Among the explosions, lasers, and combat creatures, you might have noticed snippets of seemingly magical technology in the trailer. The protagonist, Jun Aslan, operates a chrome machine that produces a etherial glow. A spaceship flies into a portal and is gone at incredible speed. This all seems past human comprehension, the kind of tech ascribed to a Kardashev Scale-topping civilization. Yet, these are further examples of elements that seem alien but are deeply rooted in humanity's own evolution.

Beyond the core development team, the Exodus lore is being crafted by what the narrative lead called a duo of “sci-fi giants.” One bestselling author has already published a doorstopper novel set in the universe, with another planned, while another esteemed writer has contributed a series of short stories. Enlisting such established science-fiction writers into the world years before the game's release has permitted the studio to develop a layered fictional universe as a framework for the game.
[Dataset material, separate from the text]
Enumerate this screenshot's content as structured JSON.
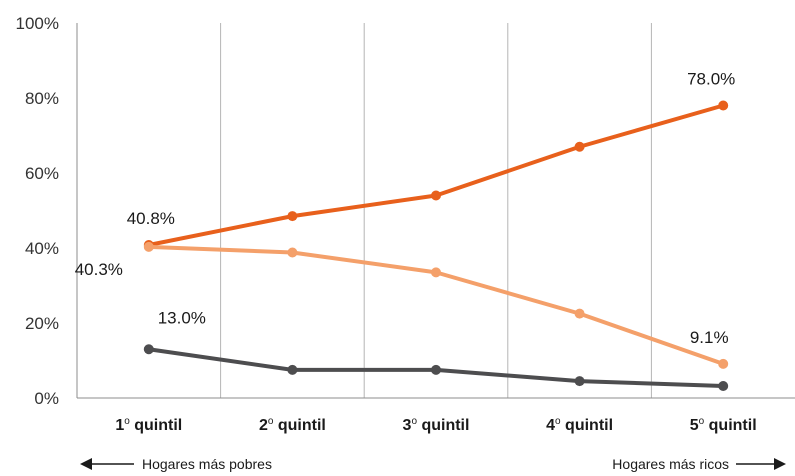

“It was really a partnership. We had set some parameters, and working with him, he would have ideas... and we would work to see how they all integrated... With someone of that caliber, you don't want to constrain him. You want to give him creative freedom,” the narrative director said of the collaboration.

One interesting scene shows Jun appearing to mold the ground beneath him, creating stone into a makeshift bridge. This material, called livestone, reacts to neural commands from Celestials or augmented enforcers — descendants of later human arrivals who were given specific technologies by the Celestials. Since Jun demonstrates this ability, speculation arises about his status.

“Jun's not technically a Uranic human... Jun is sort of a hacked version, for want of a better term,” clarified the writer, adding that the ability to use Celestial technology is a “key part of the game.”

The immense scale of the Exodus setting — both in the galaxy and historical time — means there is plenty of room for various stories to coexist, drawing from the same established rules without risking contradiction.


Tales of Time and Loss

Although Exodus has been in development for a couple of years and isn't releasing, several stories have already told within its universe. The first major novel explores the connection between a Uranic human and a woman whose ship arrived an aeon later than planned, making Celestials utterly alien to her experience. An episode of a sci-fi anthology tells a tragic story about a father pursuing his daughter across star systems, with time dilation resulting in devastating effects on their family; by the time he finds her, she has lived a lifetime.

The game itself is centered on “Jun’s story,” set on the planet Lidon — a world largely abdicated by Celestials that has become a human stronghold. A consuming plague known as “the Rot” has begun eating away at everything, including vital life support systems, and Jun must use his unusual powers to {find a solution|stop

Monica Palmer
Monica Palmer

A passionate gamer and strategy expert with years of experience in competitive gaming and content creation.